5. Software Proteus ver minimal 8.17
3. Rangkaian Simulasi [kembali]
- Encoder
- Decoder
Encoder pada rangkaian menggunakan IC 74LS147, yaitu Decimal to BCD Priority Encoder. Berbeda dengan decoder, encoder bekerja secara kebalikan — ia menerima sinyal dari salah satu dari sepuluh input desimal (D0–D9) dan mengubahnya menjadi keluaran biner 4-bit (Y0–Y3). Ketika salah satu saklar input diaktifkan, encoder akan menghasilkan kombinasi biner yang sesuai dengan nomor input tersebut. Sebagai contoh, jika saklar D7 ditekan, maka output biner yang muncul adalah 0111, yang merupakan representasi biner dari angka 7. IC ini juga memiliki fitur priority, yaitu apabila dua atau lebih input aktif secara bersamaan, maka encoder hanya akan mengenali input dengan prioritas tertinggi (nomor terbesar).
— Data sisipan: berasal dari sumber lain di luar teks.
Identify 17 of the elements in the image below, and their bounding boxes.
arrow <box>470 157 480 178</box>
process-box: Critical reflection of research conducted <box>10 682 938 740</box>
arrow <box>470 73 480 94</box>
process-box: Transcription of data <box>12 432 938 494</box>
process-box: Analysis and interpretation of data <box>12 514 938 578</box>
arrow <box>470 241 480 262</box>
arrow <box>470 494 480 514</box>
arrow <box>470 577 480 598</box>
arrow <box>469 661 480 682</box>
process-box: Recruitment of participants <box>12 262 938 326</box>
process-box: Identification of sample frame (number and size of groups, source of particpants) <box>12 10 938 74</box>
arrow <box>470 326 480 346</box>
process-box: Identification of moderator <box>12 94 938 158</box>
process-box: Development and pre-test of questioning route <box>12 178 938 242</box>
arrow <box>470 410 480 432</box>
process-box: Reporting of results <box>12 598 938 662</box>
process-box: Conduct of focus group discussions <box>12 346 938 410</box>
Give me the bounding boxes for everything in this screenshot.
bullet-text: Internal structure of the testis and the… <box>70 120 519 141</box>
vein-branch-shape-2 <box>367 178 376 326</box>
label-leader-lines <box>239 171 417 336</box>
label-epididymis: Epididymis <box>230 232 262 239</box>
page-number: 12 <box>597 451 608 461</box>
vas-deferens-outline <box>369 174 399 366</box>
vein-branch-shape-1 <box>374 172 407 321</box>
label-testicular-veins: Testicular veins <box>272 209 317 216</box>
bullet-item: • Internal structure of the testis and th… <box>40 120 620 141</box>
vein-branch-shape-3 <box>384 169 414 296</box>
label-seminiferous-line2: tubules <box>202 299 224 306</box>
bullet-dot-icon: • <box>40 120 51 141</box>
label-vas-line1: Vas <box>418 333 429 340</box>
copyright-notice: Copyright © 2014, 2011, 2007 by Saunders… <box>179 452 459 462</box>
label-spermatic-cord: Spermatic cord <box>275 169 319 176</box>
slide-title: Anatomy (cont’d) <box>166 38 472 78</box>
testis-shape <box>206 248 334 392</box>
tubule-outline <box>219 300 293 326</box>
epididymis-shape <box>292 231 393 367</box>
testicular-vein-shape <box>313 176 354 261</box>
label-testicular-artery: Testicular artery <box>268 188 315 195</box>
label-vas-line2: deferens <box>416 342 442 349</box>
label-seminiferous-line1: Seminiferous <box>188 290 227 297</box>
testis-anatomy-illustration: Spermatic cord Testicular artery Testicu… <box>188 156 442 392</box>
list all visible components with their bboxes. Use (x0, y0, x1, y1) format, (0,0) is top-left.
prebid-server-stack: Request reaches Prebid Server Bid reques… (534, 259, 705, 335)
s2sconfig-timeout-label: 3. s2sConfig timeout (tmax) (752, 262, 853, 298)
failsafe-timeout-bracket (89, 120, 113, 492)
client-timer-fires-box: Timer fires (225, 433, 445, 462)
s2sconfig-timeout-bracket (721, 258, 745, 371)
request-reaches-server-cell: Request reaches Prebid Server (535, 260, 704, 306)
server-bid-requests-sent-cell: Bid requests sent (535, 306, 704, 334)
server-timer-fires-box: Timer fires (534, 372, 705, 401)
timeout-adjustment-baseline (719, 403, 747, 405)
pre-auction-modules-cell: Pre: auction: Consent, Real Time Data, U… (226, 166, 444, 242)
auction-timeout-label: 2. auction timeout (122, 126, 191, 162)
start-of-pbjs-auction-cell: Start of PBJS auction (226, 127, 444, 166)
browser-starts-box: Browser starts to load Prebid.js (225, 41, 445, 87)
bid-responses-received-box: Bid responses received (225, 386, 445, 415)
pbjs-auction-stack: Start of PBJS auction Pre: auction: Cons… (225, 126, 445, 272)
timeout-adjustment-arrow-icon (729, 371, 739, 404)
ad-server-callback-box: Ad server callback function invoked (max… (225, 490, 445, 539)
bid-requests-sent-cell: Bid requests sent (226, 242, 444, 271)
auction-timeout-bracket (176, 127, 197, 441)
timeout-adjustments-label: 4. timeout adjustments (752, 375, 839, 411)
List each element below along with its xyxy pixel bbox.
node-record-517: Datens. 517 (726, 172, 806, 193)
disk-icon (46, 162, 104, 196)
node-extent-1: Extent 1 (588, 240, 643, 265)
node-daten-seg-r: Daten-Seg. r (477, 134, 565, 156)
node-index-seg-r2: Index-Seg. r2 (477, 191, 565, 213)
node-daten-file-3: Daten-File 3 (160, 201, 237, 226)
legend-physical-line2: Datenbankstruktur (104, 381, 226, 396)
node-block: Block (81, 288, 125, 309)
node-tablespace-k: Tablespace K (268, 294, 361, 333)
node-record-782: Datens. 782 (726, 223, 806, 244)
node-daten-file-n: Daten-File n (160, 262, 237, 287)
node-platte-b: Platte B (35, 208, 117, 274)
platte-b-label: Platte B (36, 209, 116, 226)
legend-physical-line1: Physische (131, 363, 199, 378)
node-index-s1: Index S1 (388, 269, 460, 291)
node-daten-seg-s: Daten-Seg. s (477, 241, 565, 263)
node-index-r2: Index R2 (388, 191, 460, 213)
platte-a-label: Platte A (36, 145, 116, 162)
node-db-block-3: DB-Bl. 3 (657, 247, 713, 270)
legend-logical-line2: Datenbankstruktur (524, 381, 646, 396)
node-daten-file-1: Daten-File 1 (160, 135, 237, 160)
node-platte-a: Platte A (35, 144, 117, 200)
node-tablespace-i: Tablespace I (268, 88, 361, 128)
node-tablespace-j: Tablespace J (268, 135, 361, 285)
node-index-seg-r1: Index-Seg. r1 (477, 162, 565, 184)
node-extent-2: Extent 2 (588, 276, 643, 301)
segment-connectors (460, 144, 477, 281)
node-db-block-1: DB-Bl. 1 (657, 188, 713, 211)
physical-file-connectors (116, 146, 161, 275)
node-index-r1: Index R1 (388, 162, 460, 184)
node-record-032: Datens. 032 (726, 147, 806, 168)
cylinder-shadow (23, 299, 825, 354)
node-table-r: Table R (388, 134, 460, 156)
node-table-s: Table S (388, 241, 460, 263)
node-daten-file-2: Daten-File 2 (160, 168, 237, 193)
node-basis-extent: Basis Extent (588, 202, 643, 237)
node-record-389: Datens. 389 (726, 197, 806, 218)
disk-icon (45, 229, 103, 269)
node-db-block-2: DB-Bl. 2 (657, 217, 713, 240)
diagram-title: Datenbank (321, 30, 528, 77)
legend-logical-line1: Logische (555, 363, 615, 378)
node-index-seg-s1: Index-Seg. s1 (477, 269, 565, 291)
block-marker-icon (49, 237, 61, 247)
Dengan demikian, encoder berfungsi untuk mengkodekan sinyal dari bentuk desimal menjadi bentuk biner, yang dapat digunakan sebagai masukan ke sistem digital lain seperti mikroprosesor atau rangkaian logika.
- Decoder
Decoder pada rangkaian menggunakan IC 4028, yaitu BCD to Decimal Decoder. Komponen ini berfungsi untuk mengubah sinyal biner 4-bit (input A, B, C, dan D) menjadi satu dari sepuluh keluaran desimal (Y0–Y9). Setiap kombinasi biner pada input hanya akan mengaktifkan satu output dengan logika tinggi (HIGH), sementara output lainnya akan berada pada kondisi logika rendah (LOW). Misalnya, ketika input menunjukkan kode biner 0001 (A=1, B=0, C=0, D=0), maka hanya output Y1 yang akan bernilai logika tinggi dan output lainnya tetap nol. Cara kerja ini membuat decoder sangat berguna dalam sistem pemilihan atau pengendalian, seperti menyalakan satu dari sepuluh perangkat berdasarkan kombinasi input tertentu. Dengan kata lain, decoder bertugas mendekodekan sinyal biner menjadi sinyal tunggal yang mewakili posisi atau angka desimal tertentu.